Nederlands-Indonesische betrekkingen 1950-1963

 
English | Nederlands

Gegevens van record 432

Nummer 432
Datum 7-1-1957
Soort notulen
Kenmerk Ministerraad
Opschrift/Bijlage(n)
Verzender(s)
Ontvanger(s)
Plaats van opmaak Den Haag
Plaats van bestemming
Bewaarplaats Nationaal Archief
Bestand archief van de Ministerraad en onderraden
Dossiernummer doos 405
Trefwoorden NG, bezoeken aan/missies naar -
pensioenen
pers/publieke opinie op Nieuw-Guinea
pers/publieke opinie, Amerikaanse
pers/publieke opinie, Indonesische
pers/publieke opinie, Nederlandse
Annotatie slotnoot bij 2d:
Op 12 jan. seinde Luns in reactie op het hier onder recordnummer 4461 opgenomen telegram Middelburg 1301 onder no 728 aan Djakarta: 'Uitnodiging Indonesische journalisten voor bezoek aan Nieuw-Guinea zoals voorgesteld in uw 1301 komt mij vooralsnog bepaald ongewenst voor. Rekening houdend met de ook door u beschreven Indonesische perscampagne over Nieuw-Guinea ingegeven door het welbekende Indonesische standpunt waarin geen wijziging verwachtbaar is kan moeilijk verwacht worden dat Indonesische journalisten objectieve rapportage over Nieuw-Guinea gepubliceerd zouden krijgen en dat hun berichten in commentaren anders dan ter bekrachtiging Indonesische standpunt zullen worden uitgelegd.
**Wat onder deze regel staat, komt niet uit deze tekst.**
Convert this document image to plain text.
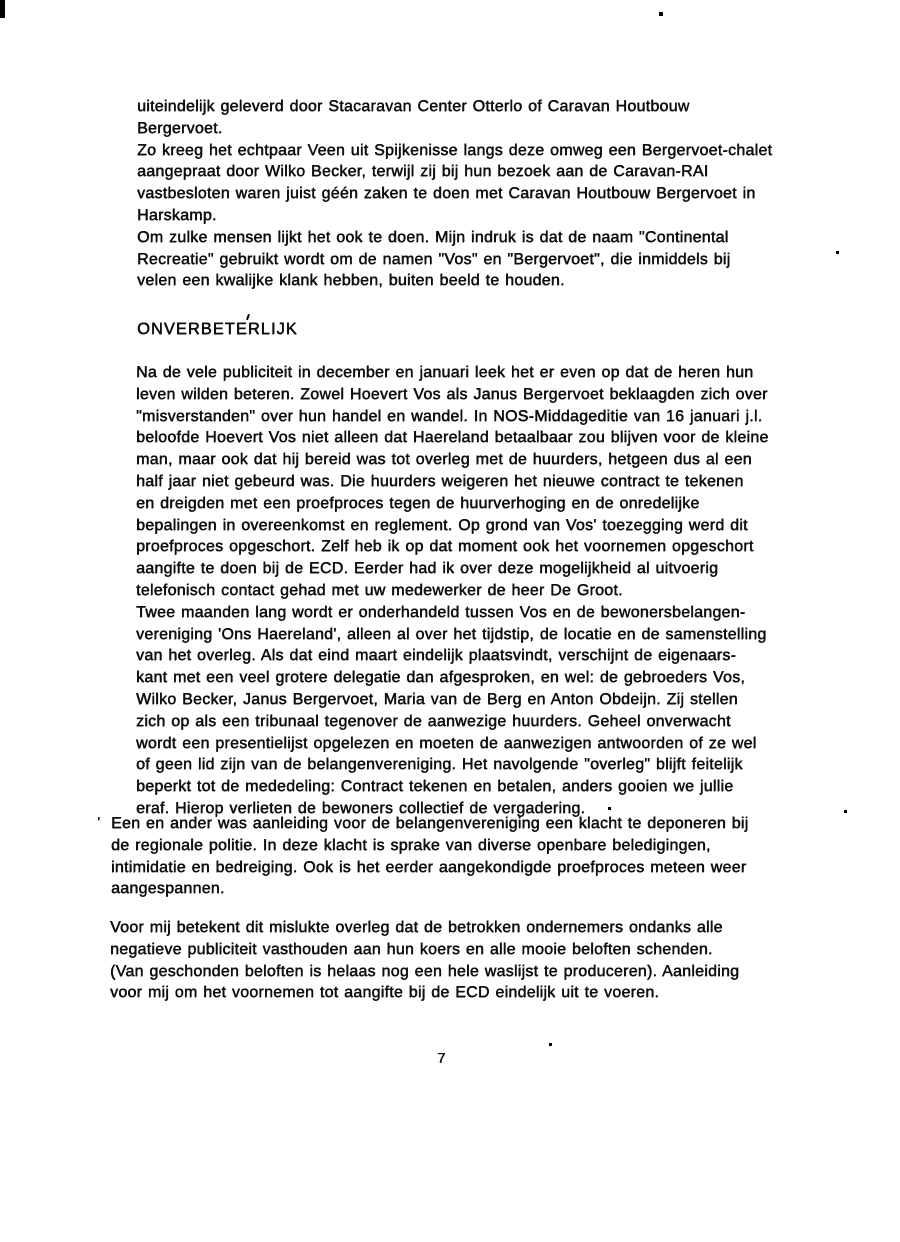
uiteindelijk geleverd door Stacaravan Center Otterlo of Caravan Houtbouw
Bergervoet.
Zo kreeg het echtpaar Veen uit Spijkenisse langs deze omweg een Bergervoet-chalet
aangepraat door Wilko Becker, terwijl zij bij hun bezoek aan de Caravan-RAI
vastbesloten waren juist géén zaken te doen met Caravan Houtbouw Bergervoet in
Harskamp.
Om zulke mensen lijkt het ook te doen. Mijn indruk is dat de naam "Continental
Recreatie" gebruikt wordt om de namen "Vos" en "Bergervoet", die inmiddels bij
velen een kwalijke klank hebben, buiten beeld te houden.
ONVERBETERLIJK
Na de vele publiciteit in december en januari leek het er even op dat de heren hun
leven wilden beteren. Zowel Hoevert Vos als Janus Bergervoet beklaagden zich over
"misverstanden" over hun handel en wandel. In NOS-Middageditie van 16 januari j.l.
beloofde Hoevert Vos niet alleen dat Haereland betaalbaar zou blijven voor de kleine
man, maar ook dat hij bereid was tot overleg met de huurders, hetgeen dus al een
half jaar niet gebeurd was. Die huurders weigeren het nieuwe contract te tekenen
en dreigden met een proefproces tegen de huurverhoging en de onredelijke
bepalingen in overeenkomst en reglement. Op grond van Vos' toezegging werd dit
proefproces opgeschort. Zelf heb ik op dat moment ook het voornemen opgeschort
aangifte te doen bij de ECD. Eerder had ik over deze mogelijkheid al uitvoerig
telefonisch contact gehad met uw medewerker de heer De Groot.
Twee maanden lang wordt er onderhandeld tussen Vos en de bewonersbelangen-
vereniging 'Ons Haereland', alleen al over het tijdstip, de locatie en de samenstelling
van het overleg. Als dat eind maart eindelijk plaatsvindt, verschijnt de eigenaars-
kant met een veel grotere delegatie dan afgesproken, en wel: de gebroeders Vos,
Wilko Becker, Janus Bergervoet, Maria van de Berg en Anton Obdeijn. Zij stellen
zich op als een tribunaal tegenover de aanwezige huurders. Geheel onverwacht
wordt een presentielijst opgelezen en moeten de aanwezigen antwoorden of ze wel
of geen lid zijn van de belangenvereniging. Het navolgende "overleg" blijft feitelijk
beperkt tot de mededeling: Contract tekenen en betalen, anders gooien we jullie
eraf. Hierop verlieten de bewoners collectief de vergadering.
' Een en ander was aanleiding voor de belangenvereniging een klacht te deponeren bij
de regionale politie. In deze klacht is sprake van diverse openbare beledigingen,
intimidatie en bedreiging. Ook is het eerder aangekondigde proefproces meteen weer
aangespannen.
Voor mij betekent dit mislukte overleg dat de betrokken ondernemers ondanks alle
negatieve publiciteit vasthouden aan hun koers en alle mooie beloften schenden.
(Van geschonden beloften is helaas nog een hele waslijst te produceren). Aanleiding
voor mij om het voornemen tot aangifte bij de ECD eindelijk uit te voeren.
7
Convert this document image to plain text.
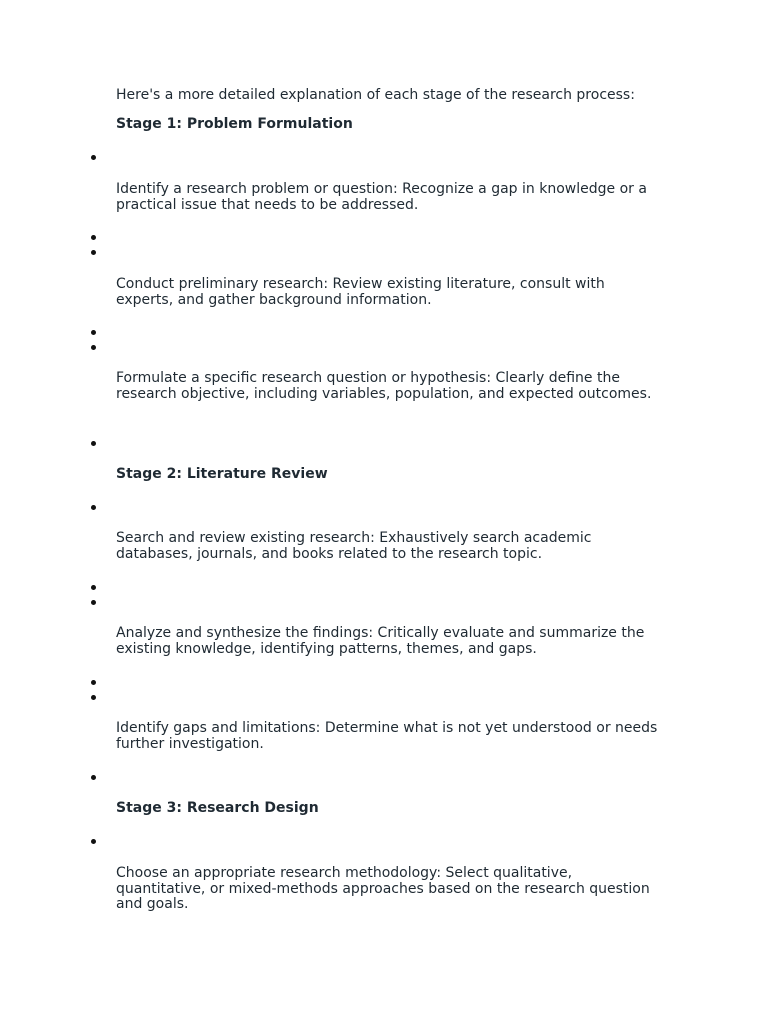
Here's a more detailed explanation of each stage of the research process:

Stage 1: Problem Formulation

Identify a research problem or question: Recognize a gap in knowledge or a practical issue that needs to be addressed.

Conduct preliminary research: Review existing literature, consult with experts, and gather background information.

Formulate a specific research question or hypothesis: Clearly define the research objective, including variables, population, and expected outcomes.

Stage 2: Literature Review

Search and review existing research: Exhaustively search academic databases, journals, and books related to the research topic.

Analyze and synthesize the findings: Critically evaluate and summarize the existing knowledge, identifying patterns, themes, and gaps.

Identify gaps and limitations: Determine what is not yet understood or needs further investigation.

Stage 3: Research Design

Choose an appropriate research methodology: Select qualitative, quantitative, or mixed-methods approaches based on the research question and goals.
Wel acht ik het van groot belang indien een correspondent van de New York Times Nieuw-Guinea zou bezoeken voor of op zijn laatst tijdens Nieuw-Guineabehandeling in VN. Uiteraard kunnen aan de New York Times correspondent alle faciliteiten in Hollandia worden gegeven. Ik laat hierover door Van Roijen New York Times polsen.'  Archief BZ, uitgaande codetel. Djakarta 1957.
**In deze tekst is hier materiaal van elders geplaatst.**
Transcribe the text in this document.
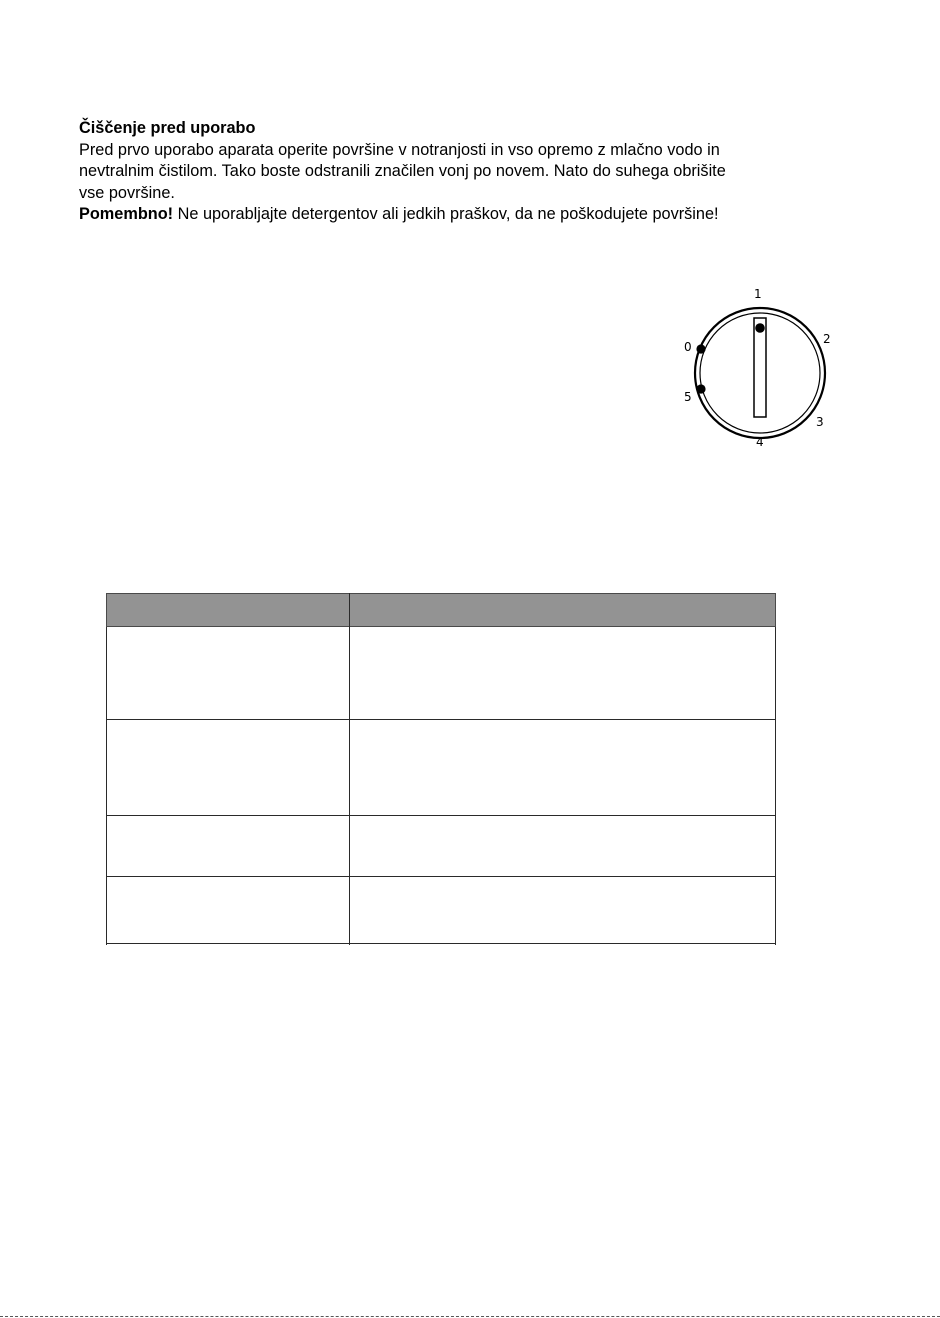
Čiščenje pred uporabo
Pred prvo uporabo aparata operite površine v notranjosti in vso opremo z mlačno vodo in
nevtralnim čistilom. Tako boste odstranili značilen vonj po novem. Nato do suhega obrišite
vse površine.
Pomembno! Ne uporabljajte detergentov ali jedkih praškov, da ne poškodujete površine!
1
2
0
5
3
4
      Hierop seinde Van Roijen op 19 jan. onder no 952 dat hoofdredacteur van de New York Times desgevraagd aan medewerker had gezegd dat 'in verband met gespannen internationale toestand alle goede correspondenten zwaar bezet; geen zin Djakarta correspondent naar Hollandia zenden, daar
1. hij niet gemist kan worden te Djakarta
2. hij na een eventueel kort bezoek aan Hollandia later in Djakarta wellicht moeilijkheden zou ontmoeten.
New York Times zou nimmer in Djakarta of Hollandia gebruik willen/kunnen  maken van Nederlandse correspondent; enige mogelijkheid zou zijn uit New York correspondent voor kort bezoek te zenden. Dit laatste zal in redactie worden besloten. Gunstige beslissing níet in vooruitzicht gesteld.' Archief BZ, ingekomen codetel. Washington 1957.
     In aansluiting op zijn hierboven aangehaald telegram 728 seinde Luns op 16 feb. 'wellicht ten overvloede' onder no 30 aan Hagenaar 'dat standpunt, zoals vermeld in mijn 728 onverminderd gehandhaafd blijft. Dit standpunt is eveneens door ministerraad ingenomen naar aanleiding van verzoek Rooy aan minister-president per brief van begin december 1956. Rooy refereerde in brief naar verlangen uitgesproken in Conferentie Zürich van september 1956 inzake bezoek Nederlandse en Indonesische journalisten aan Nieuw-Guinea. Ongewenstheid van dergelijke journalistieke bezoeken aan Nieuw-Guinea zal nog met Van Baal besproken worden tijdens diens bezoek aan Nederland eind februari.' T.a.p.